The change in consumer habits helped the growth of FinTech. With millennials becoming more and more comfortable using smartphones to pay for Uber, AirBnB, Amazon etc, the need for customer disintermediation arose and was well addressed by the FinTechs who had no overheads of physical distribution and were sitting on a lot of data. The ability to use non-traditional financial data, utilize SMS, utility bill payments and shopping history to build more accurate credit scoring helped the FinTech prove to be a credible challenge to the traditional lenders.
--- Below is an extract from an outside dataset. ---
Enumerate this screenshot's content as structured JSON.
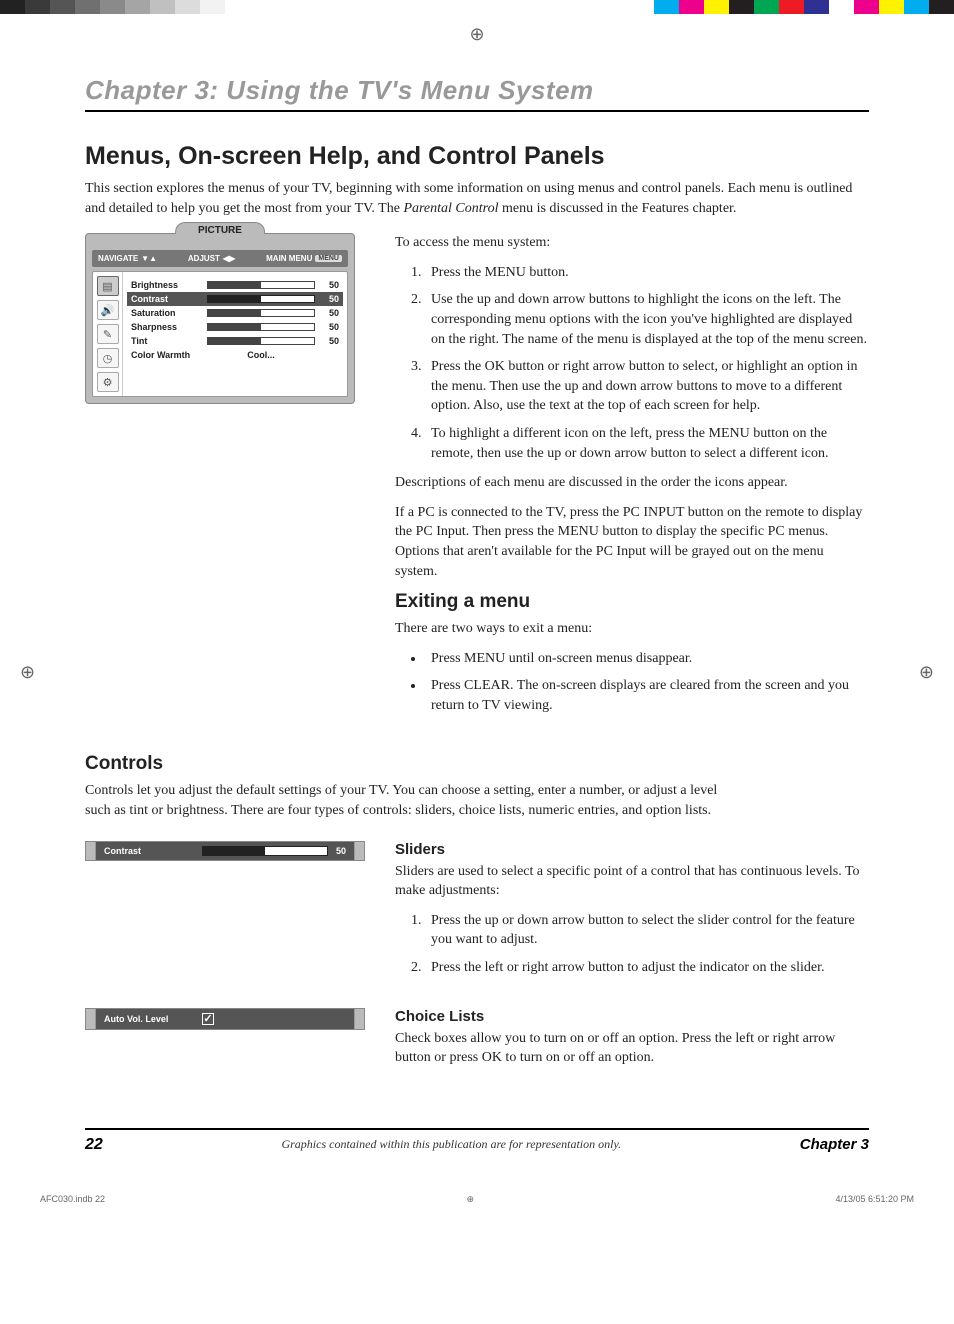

Over the last decade, the technology has been that edge which makes a startup score over a traditional banking and finance company. Smartphone penetration, and the comfort of transacting through it, has only accelerated the pace of this change. So far FinTechs had no option but to integrate with banks and make money by getting more customers - the most rewarding piece in the banking and finance industry, and also cross-sell over time. But this is also changing.

The Next Decade

A harder look at the evolution of FinTech and the power shifting to technology companies and then localization of payment to specific companies also means that quite soon the non-tech companies might be in the fray competing with both traditional payment solution firms and FinTechs. The only barrier being the cost and expertise to build such a platform. But hey, isn’t the cost of building software solutions, including payments, not falling down to affordable levels? And wouldn’t the cost saved from such a solution, not offset the investments made? Add to it the additional data-security possible because the customer stays on the single platform. This also helps the platform collect meaningful data that would further improve its machine to learn better and automate the process making it even more seamless.

Then what happens to current poster-boys of FinTech across the globe? And mind you, we have not even touched the impact of GoogleWhatsAppApple and cryptocurrency payment solutions that would most likely monopolize parts of overall payment journey of a customer. And they may not have to rely completely on a banking partner or worry about thin margins making the entry barrier really difficult to cross for the startups.

There is a need for an urgency to reposition and reinvent the traditional FinTech models as both, the customer expectation, as well as the landscape, is changing at lightning speed. There definitely would be tremendous action in the entire financial services space, including FinTech startups, within the next 2 years.

Despite deals, announcements, PR and minor wins, the startups in the segment have to work harder on their model and storytelling. A much deeper positioning strategy is needed and only those with strong recall would survive the onslaught of financial innovation sweeping the world. Err, or is it technology innovation?